A battle brewing over legalizing 20 plus illegal immigrants and their family members, is not just a political war that will have dire consequences for just American workers, but for the whole population that pays taxes? The testimonial of Robert Rector an outspoken analyst with the Heritage Foundation, that legalizing the lawbreakers will cost $2.5 Trillion dollars in escalating taxes, just to pay for retirement and pensions? Because of the decades of indifference of Washington, we are now stuck with a massive occupation of foreign nationals and their families. Now the lawmakers are looking for an easy way out. For all those years of businesses who have intentionally seek cheap labor, thereby dumping the whole financial burden on every US taxpayer.

Their years of lobbying less reputable members of the House and Senate, has paid off admirable. Business have lined their pockets and never paid their illegal employed labor any health care, schooling for the children or the massive welfare benefits? Upcoming is President Obama's promise to the countless numbers, who have invaded our country must not happen. These politicians have compromised our quality of life, our language and our culture. Under pressure from many open border globalist organization our politicians have murdered many immigration enforcement laws. E-Verify--a composite of the SAVE ACT was almost shelved, as they are now straining at the leash to weaken local police action 287(g), the NO MATCH LETTER and even ICE raids.

Currently we are teetering on the edge of OVERPOPULATION, with even our government acknowledging our numbers will rise to 440 million in just forty years. Our country can do without Federal mandates that includes free medial care, education, low income housing--Section 8, food stamps, just a name of few free government handouts. All these benefits should go to American families who are in need.

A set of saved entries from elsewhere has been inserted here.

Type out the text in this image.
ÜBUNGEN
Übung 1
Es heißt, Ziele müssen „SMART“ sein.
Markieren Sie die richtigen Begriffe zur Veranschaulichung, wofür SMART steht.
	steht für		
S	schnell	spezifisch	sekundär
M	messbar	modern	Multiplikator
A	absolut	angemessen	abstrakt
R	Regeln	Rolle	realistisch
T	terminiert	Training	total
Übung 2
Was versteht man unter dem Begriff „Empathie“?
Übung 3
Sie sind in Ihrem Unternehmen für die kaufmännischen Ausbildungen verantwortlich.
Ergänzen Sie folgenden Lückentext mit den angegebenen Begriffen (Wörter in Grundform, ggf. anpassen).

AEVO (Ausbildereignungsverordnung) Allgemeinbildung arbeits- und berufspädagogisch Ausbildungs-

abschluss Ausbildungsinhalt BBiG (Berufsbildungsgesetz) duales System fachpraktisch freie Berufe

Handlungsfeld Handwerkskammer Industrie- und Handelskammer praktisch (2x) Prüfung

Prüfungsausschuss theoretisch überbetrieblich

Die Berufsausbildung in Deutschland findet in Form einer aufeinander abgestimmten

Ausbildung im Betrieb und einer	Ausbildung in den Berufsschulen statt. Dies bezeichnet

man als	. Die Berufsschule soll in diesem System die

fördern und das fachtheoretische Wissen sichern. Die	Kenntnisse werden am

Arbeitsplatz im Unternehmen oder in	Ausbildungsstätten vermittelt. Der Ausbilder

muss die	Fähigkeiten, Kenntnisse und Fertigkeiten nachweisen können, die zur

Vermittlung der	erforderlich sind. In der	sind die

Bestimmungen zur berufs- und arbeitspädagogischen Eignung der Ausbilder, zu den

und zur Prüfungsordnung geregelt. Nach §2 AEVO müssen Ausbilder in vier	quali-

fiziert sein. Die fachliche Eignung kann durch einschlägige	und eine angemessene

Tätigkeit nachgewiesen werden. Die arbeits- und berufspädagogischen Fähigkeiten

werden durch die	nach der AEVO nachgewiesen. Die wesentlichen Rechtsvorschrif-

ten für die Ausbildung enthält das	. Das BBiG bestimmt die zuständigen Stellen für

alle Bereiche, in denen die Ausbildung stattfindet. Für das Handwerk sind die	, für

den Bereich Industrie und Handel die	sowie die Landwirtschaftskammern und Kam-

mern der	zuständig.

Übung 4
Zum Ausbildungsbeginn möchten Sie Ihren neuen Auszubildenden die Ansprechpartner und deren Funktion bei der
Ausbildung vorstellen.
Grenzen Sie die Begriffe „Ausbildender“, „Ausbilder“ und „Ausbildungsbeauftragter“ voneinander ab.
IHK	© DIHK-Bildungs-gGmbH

GOOGLE--about the growing chaos in Europe from the importation of legal and illegal immigrants. GOOGLE--the disguised costs that are forced on taxpayers, not disclosed by the media or Congress. America is in survival mode now with nearly 10.5 percent jobless, home foreclosures, car repossessions, health care and more.

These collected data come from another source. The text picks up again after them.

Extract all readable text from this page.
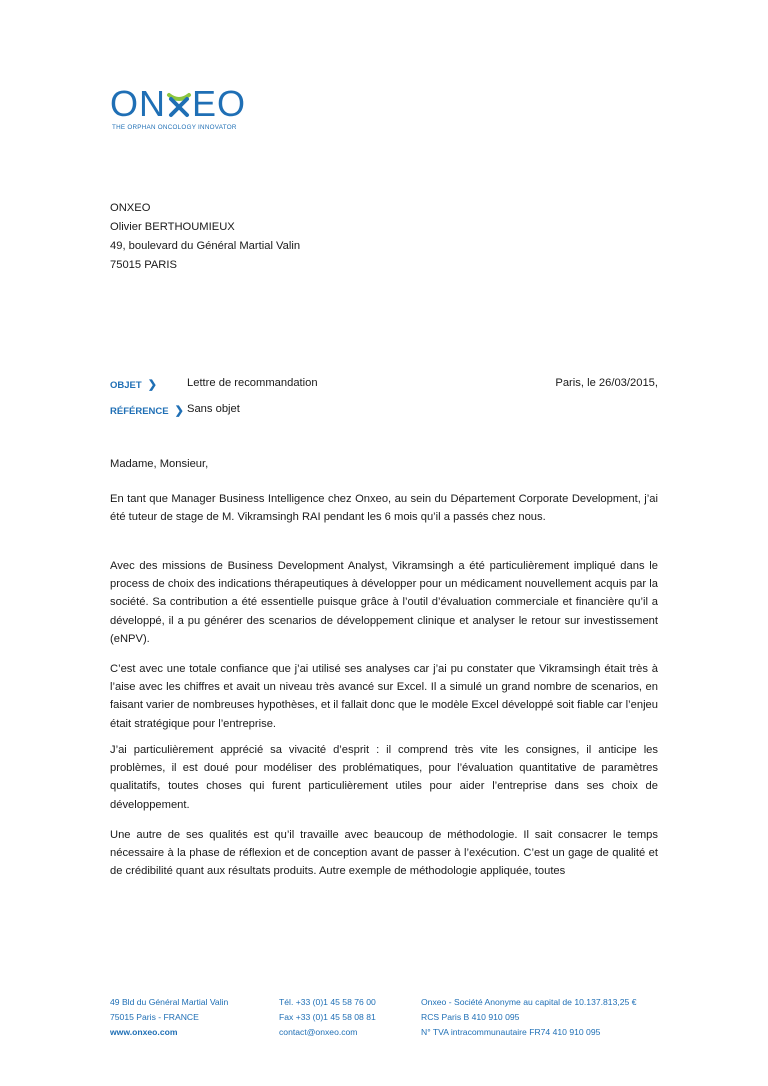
ON EO
THE ORPHAN ONCOLOGY INNOVATOR
ONXEO
Olivier BERTHOUMIEUX
49, boulevard du Général Martial Valin
75015 PARIS
OBJET ❯	Lettre de recommandation	Paris, le 26/03/2015,
RÉFÉRENCE ❯ Sans objet
Madame, Monsieur,
En tant que Manager Business Intelligence chez Onxeo, au sein du Département Corporate Development, j’ai été tuteur de stage de M. Vikramsingh RAI pendant les 6 mois qu’il a passés chez nous.
Avec des missions de Business Development Analyst, Vikramsingh a été particulièrement impliqué dans le process de choix des indications thérapeutiques à développer pour un médicament nouvellement acquis par la société. Sa contribution a été essentielle puisque grâce à l’outil d’évaluation commerciale et financière qu’il a développé, il a pu générer des scenarios de développement clinique et analyser le retour sur investissement (eNPV).
C’est avec une totale confiance que j’ai utilisé ses analyses car j’ai pu constater que Vikramsingh était très à l’aise avec les chiffres et avait un niveau très avancé sur Excel. Il a simulé un grand nombre de scenarios, en faisant varier de nombreuses hypothèses, et il fallait donc que le modèle Excel développé soit fiable car l’enjeu était stratégique pour l’entreprise.
J’ai particulièrement apprécié sa vivacité d’esprit : il comprend très vite les consignes, il anticipe les problèmes, il est doué pour modéliser des problématiques, pour l’évaluation quantitative de paramètres qualitatifs, toutes choses qui furent particulièrement utiles pour aider l’entreprise dans ses choix de développement.
Une autre de ses qualités est qu’il travaille avec beaucoup de méthodologie. Il sait consacrer le temps nécessaire à la phase de réflexion et de conception avant de passer à l’exécution. C’est un gage de qualité et de crédibilité quant aux résultats produits. Autre exemple de méthodologie appliquée, toutes
49 Bld du Général Martial Valin
75015 Paris - FRANCE
www.onxeo.com
Tél. +33 (0)1 45 58 76 00
Fax +33 (0)1 45 58 08 81
contact@onxeo.com
Onxeo - Société Anonyme au capital de 10.137.813,25 €
RCS Paris B 410 910 095
N° TVA intracommunautaire FR74 410 910 095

USE YOUR VOTING POWER TO CONTACT YOUR POLITICIANS AT 202-224-3121 Believe it! Your voices are having a crucial effect.? Support for the bi-partisan SAVE Act, which will expand E-Verify and protect American Workers! We must focus on the cornerstone to this major problem-the jobs that attract illegal aliens. It would phase in a requirement for every employer to use the electronic E-Verify system. We must also be aware that the Democrats are ready to open the gates to our nation, once a path to citizenship is announced. GOOGLE--the facts at NUMBERSUSA, AMERICANPATROL

Update: one of the authoritative Capitol Hill publications suggests that minority Caucuses and all those here undocumented, is quite pleased with the way the current House health plan will provide coverage for illegal aliens. YES! To government health care for Americans. Definitely NO! Free health care for those here illegally?